JUSTIFICATION.
Wife. "Two bottles of ginger-beer, dear?""
He. "Why, yes. Have you forgotten that this is the anniversary of our wedding-day?"
OUR BOOKING-OFFICE.
(By Mr. Punch's Staff of Learned Clerks.)
It is pleasant to find that even in these days the revival of interest in volumes of short stories still continues. But of course the stories must have a certain quality. I am glad to think that Traveller's Samples (Mills and Boon) will help forward the movement. Mrs. Henry Dudeney has a quite excellent touch for this sort of thing; her tales are both atmospheric and, for their length, astonishingly full of character. Also she has an engaging habit of avoiding the expected. Take one of the best in this present book, called "John," for instance. It is the slightest possible thing, just a picture of a schoolboy's hopeless love for a shallow cruel-brained girl eight years older than himself, who is in process of getting engaged to an eligible bachelor. But every figure in the little group lives. And the second part, which tells the return of the boy-lover twelve years later, shows you what I mean about Mrs. Dudeney's refreshing originality. I doubt if there are many writers who would have finished off the story in her very satisfactory way. There is one quality characteristic of most of the tales—a feeling for middle-age in men and women; many of them seem to be variations upon the same theme of a love that comes by waiting. Mrs. Dudeney can handle this situation with unfailing charm. Her confessed comedies are by far the weakest things in the book; there is one of them indeed that seemed to me amazingly pointless. But with this exception I can commend her volume whole-heartedly, and only hope that the author will continue to send out goods of such excellent workmanship, "as per" (whatever that means) these attractive samples.

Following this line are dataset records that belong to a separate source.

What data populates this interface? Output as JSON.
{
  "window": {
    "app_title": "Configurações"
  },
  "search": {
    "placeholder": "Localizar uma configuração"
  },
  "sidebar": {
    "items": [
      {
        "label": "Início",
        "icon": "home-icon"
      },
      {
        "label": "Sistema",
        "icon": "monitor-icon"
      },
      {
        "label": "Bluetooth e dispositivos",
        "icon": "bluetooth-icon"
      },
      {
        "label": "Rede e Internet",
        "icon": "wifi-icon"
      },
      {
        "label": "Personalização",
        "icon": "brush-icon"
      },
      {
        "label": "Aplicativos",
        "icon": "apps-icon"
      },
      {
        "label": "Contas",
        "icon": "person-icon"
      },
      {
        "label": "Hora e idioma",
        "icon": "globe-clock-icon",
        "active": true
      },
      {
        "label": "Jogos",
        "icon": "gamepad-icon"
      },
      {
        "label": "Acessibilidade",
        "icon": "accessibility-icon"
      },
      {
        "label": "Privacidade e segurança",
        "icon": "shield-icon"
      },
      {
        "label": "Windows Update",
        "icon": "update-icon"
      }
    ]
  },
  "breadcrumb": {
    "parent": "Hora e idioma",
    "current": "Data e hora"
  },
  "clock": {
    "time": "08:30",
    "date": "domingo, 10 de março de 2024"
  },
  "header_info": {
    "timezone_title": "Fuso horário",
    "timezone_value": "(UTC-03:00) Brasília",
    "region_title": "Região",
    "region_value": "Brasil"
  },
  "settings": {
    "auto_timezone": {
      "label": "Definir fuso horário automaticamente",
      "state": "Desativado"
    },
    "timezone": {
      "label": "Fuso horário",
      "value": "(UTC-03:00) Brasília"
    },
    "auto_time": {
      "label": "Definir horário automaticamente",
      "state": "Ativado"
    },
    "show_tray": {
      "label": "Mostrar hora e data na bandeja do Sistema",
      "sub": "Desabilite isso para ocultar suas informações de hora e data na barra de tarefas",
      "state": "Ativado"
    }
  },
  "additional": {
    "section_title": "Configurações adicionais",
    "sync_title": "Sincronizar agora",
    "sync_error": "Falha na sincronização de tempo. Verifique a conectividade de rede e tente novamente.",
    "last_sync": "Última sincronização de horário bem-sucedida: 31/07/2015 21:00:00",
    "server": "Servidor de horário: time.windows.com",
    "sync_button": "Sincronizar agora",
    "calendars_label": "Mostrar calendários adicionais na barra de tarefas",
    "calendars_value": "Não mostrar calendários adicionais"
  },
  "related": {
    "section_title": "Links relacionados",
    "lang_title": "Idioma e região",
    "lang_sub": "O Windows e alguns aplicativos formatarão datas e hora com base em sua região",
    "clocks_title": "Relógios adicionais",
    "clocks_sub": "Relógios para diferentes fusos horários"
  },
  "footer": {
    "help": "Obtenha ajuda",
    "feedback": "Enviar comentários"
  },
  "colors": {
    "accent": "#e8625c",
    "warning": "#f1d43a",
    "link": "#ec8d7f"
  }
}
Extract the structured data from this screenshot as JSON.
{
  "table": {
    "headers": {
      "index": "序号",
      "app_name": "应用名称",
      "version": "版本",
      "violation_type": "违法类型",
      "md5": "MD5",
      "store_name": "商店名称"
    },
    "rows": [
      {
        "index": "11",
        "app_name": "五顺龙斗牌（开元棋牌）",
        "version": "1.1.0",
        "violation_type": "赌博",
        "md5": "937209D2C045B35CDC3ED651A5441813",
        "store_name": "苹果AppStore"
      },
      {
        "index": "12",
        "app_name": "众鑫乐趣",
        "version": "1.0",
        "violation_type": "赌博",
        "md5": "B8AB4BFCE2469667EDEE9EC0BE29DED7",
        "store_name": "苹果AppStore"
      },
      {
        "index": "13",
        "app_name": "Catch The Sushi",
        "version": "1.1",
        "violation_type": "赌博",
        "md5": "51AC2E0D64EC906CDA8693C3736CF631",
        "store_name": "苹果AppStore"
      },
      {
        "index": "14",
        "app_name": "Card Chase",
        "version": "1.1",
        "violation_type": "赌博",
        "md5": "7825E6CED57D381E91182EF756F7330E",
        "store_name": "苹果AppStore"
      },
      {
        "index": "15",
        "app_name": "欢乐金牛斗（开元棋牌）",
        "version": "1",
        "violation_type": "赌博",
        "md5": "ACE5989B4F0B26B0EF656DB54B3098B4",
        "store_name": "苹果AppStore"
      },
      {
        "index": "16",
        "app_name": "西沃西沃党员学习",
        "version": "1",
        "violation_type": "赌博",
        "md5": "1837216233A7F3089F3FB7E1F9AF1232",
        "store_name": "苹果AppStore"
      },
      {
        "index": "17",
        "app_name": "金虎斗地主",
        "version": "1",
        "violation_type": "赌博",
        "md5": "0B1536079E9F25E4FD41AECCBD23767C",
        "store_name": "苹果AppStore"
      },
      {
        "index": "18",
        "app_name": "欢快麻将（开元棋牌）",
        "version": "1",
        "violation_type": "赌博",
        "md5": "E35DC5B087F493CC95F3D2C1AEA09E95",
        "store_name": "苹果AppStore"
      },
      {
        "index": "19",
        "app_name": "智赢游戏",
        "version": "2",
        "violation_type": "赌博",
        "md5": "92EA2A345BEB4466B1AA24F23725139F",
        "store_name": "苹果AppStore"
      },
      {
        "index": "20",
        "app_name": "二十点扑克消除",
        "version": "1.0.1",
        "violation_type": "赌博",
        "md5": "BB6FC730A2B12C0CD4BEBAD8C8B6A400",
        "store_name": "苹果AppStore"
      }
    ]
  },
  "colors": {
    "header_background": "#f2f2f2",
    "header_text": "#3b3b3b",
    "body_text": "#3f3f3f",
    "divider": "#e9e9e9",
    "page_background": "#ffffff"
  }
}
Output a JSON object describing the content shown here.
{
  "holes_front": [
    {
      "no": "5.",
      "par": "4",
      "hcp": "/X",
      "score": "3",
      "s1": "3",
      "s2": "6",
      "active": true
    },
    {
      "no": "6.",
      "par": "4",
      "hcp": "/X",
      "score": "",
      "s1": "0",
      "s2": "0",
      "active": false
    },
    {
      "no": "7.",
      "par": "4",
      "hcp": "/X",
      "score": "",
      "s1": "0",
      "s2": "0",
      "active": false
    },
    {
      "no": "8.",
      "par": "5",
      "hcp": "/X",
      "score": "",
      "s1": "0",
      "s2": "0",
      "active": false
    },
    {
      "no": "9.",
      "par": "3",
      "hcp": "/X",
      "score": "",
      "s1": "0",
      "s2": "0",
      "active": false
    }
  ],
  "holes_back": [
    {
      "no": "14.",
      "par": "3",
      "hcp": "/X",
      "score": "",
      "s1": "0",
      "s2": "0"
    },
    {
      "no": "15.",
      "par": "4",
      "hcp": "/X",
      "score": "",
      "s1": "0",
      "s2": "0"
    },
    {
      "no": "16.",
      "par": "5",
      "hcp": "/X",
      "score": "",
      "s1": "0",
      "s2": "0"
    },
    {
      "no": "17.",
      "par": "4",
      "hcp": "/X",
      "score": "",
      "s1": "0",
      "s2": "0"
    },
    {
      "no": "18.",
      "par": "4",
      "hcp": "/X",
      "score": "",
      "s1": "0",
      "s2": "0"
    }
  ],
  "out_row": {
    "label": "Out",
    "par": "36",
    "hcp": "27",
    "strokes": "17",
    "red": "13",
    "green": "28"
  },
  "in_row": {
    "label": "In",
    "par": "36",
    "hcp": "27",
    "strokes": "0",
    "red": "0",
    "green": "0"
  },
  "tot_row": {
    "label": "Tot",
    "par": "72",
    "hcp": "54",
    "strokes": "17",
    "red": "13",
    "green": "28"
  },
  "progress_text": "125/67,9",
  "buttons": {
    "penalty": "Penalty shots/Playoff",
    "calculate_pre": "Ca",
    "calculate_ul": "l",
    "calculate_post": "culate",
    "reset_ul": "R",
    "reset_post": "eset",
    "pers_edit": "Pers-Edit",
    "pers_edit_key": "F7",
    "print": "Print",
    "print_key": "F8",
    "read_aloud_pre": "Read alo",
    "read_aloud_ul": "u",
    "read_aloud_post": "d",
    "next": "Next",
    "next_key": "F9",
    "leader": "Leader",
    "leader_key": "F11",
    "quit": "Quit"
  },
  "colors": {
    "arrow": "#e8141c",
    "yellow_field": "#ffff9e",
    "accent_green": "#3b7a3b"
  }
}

Those who search for minor compensations have affected to find one in the idea that the actual happening of the World War has removed from us the old fictional scares, novels of German super-spies, and unsuspecting islanders taken unprepared. But to think this is to reckon without the ingenuity of such writers as Mr. Ridgwell Cullum. He, for example, has but to postulate that worst nightmare of all, an inconclusive peace, and we are back in the former terrors, blacker than ever. Suppose the Polish inventor of German undersea craft to have been so stricken with remorse at the frightful results thereof that he determines to hand all his secrets to the English Government, in the person of a young gentleman who combines the positions of Cabinet Minister, son and heir to a great shipbuilder, and hero of the story; suppose, moreover, that the said inventor was blessed with an only daughter, of radiant beauty and the rather conspicuous name of Vita Vladimir; suppose the inevitable romance, a secret submarine expedition to the island where Germany is maturing her felonious little plans, the destruction of the latest frightfulness, retaliation by Prussian myrmidons, abductions, murders, and I don't know what besides—and you will have some faint idea of the tumultuous episodes of The Men Who Wrought (Chapman and Hall). To say that the story moves is vastly to understate its headlong rapidity of action. And, while I hardly fancy that the characters themselves will carry overwhelming conviction, there remains, in the theory of the submersible liner and application to political facts, enough genuine wisdom to lift the tale out of the company of six-shilling shockers. To this extent at least The Men Who Wrought combines instruction with entertainment.